ACTIVIST Maria Chin Abdullah (pic) has said that she wishes to stand in the upcoming general election. The odd thing about her candidacy is that she intends to stand as an independent aligned with Pakatan Harapan.
Civil society players joining politics is not an odd thing. Elizabeth Wong and Sivarasa Rasiah are now probably better known as politicians than as civil society folk although many moons ago, they were famous for their NGO work.
And currently we see Wan Saiful Wan Jan, who was chief executive officer of think tank Ideas (Institute for Democracy and Economic Affairs) until Feb 28, also joining the fray.
The difference is that these three individuals actually joined a political party. Maria chose not to, which I think can be problematic.
This is because she does not want to cause a multi-cornered fight, in which case she will need a political party to pull aside one of its candidates in order for her to take that person’s place.

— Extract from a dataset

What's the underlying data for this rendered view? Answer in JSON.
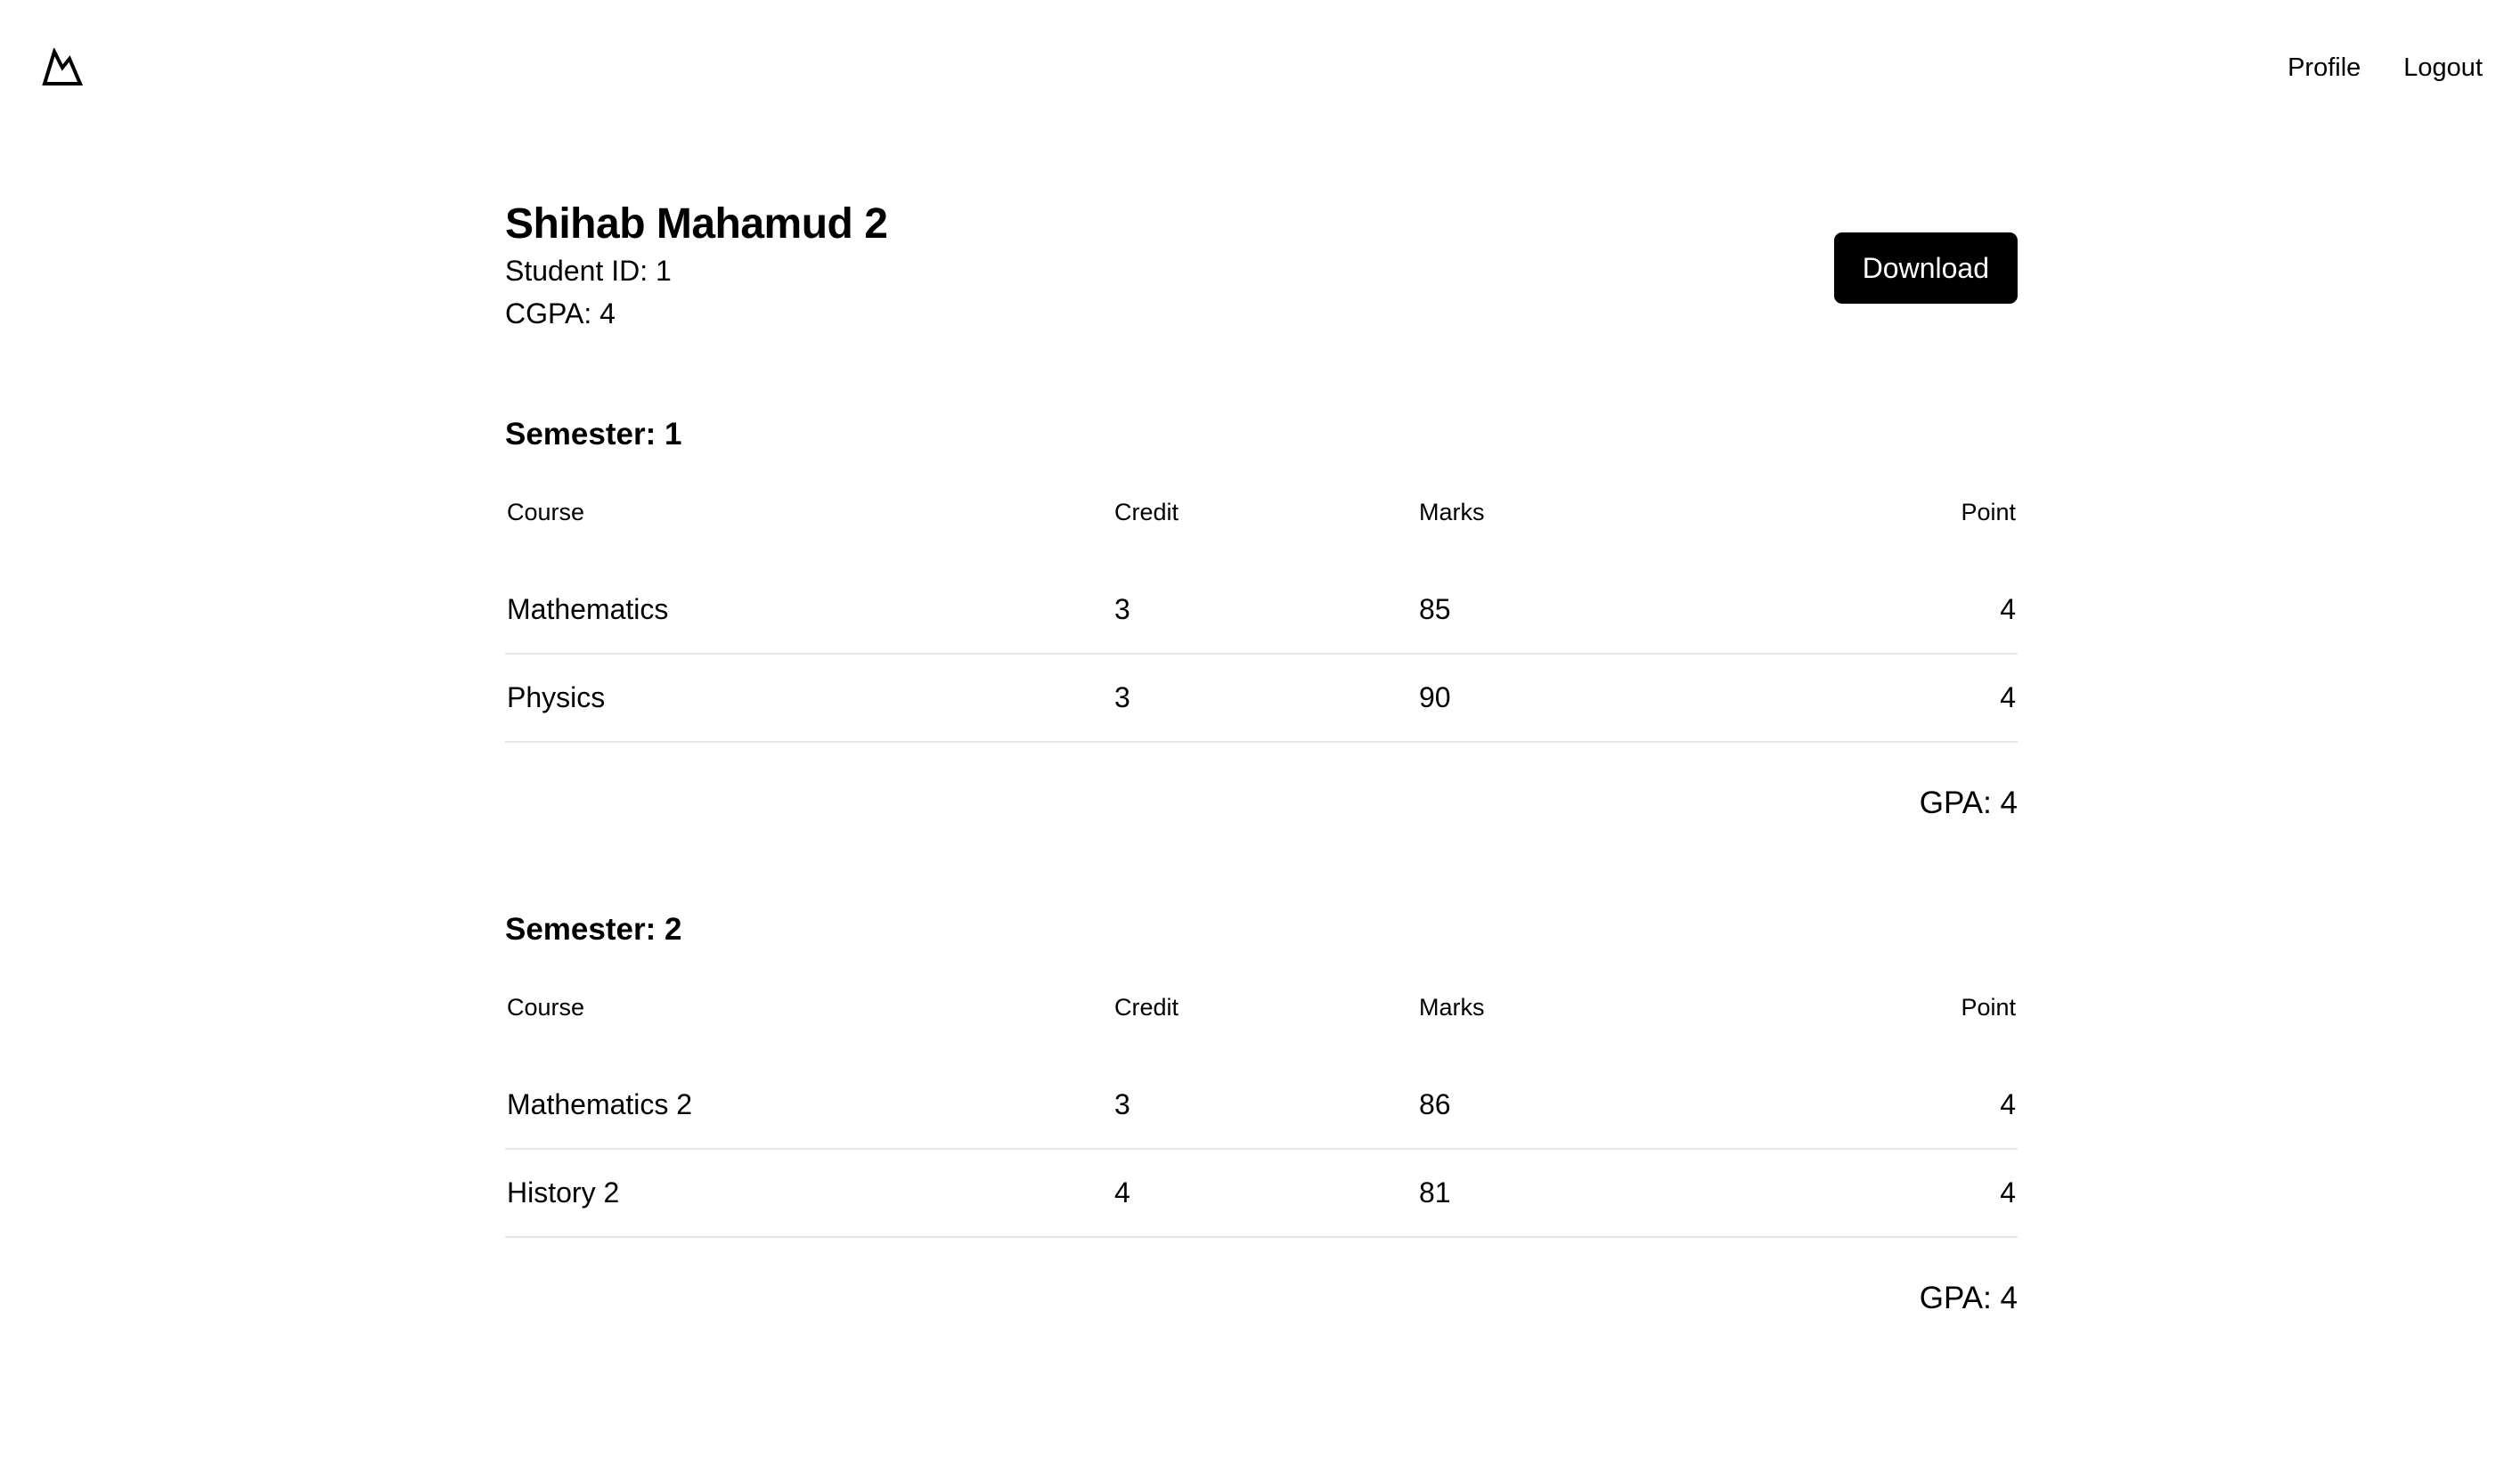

This is not a simple thing, as those who are in politics see a seat in the legislature as one of their main goals. It will be politically difficult to get anyone to willingly step aside.
Even if one were to join a political party, especially one that has been around for some time, being a newbie and wanting a chance to compete would put the noses of some of the players, who have been around and worked for the party for a long time, out of joint. So, imagine if that sacrifice is to be made for an independent.
I read that Maria has said that if an agreement can’t be reached, she will not compete. So, it remains to be seen whether this will really happen and whether we will have Maria Chin as an MP in the next few months.
Be that as it may, I for one am glad that Maria wants to stand. We moan and groan about so-called “professional politicians”, implying that it is good to have someone fresh come into the picture.
Maria would be competing on an agenda of reform and being free from party politics, she would not be bound by any larger party concerns.
The fact that she has aligned herself with the Opposition has caused some smug individuals to point out that this proves that she, and by extension Bersih 2.0, the election reform organisation she used to head, are in fact partisan and in cahoots with the Opposition.
This is a disingenuous argument for several reasons.
Firstly, Maria is not Bersih and Bersih is not Maria. Furthermore, she has resigned from her position in order to compete. The fact that she wishes to stand as an independent candidate is also indicative that her agenda is still primarily that of reform.
An independent who stands alone does not have much chance in our political climate, so Maria has aligned herself with Pakatan. This is logical because who else can she align herself with? Reform is clearly part of the Pakatan manifesto.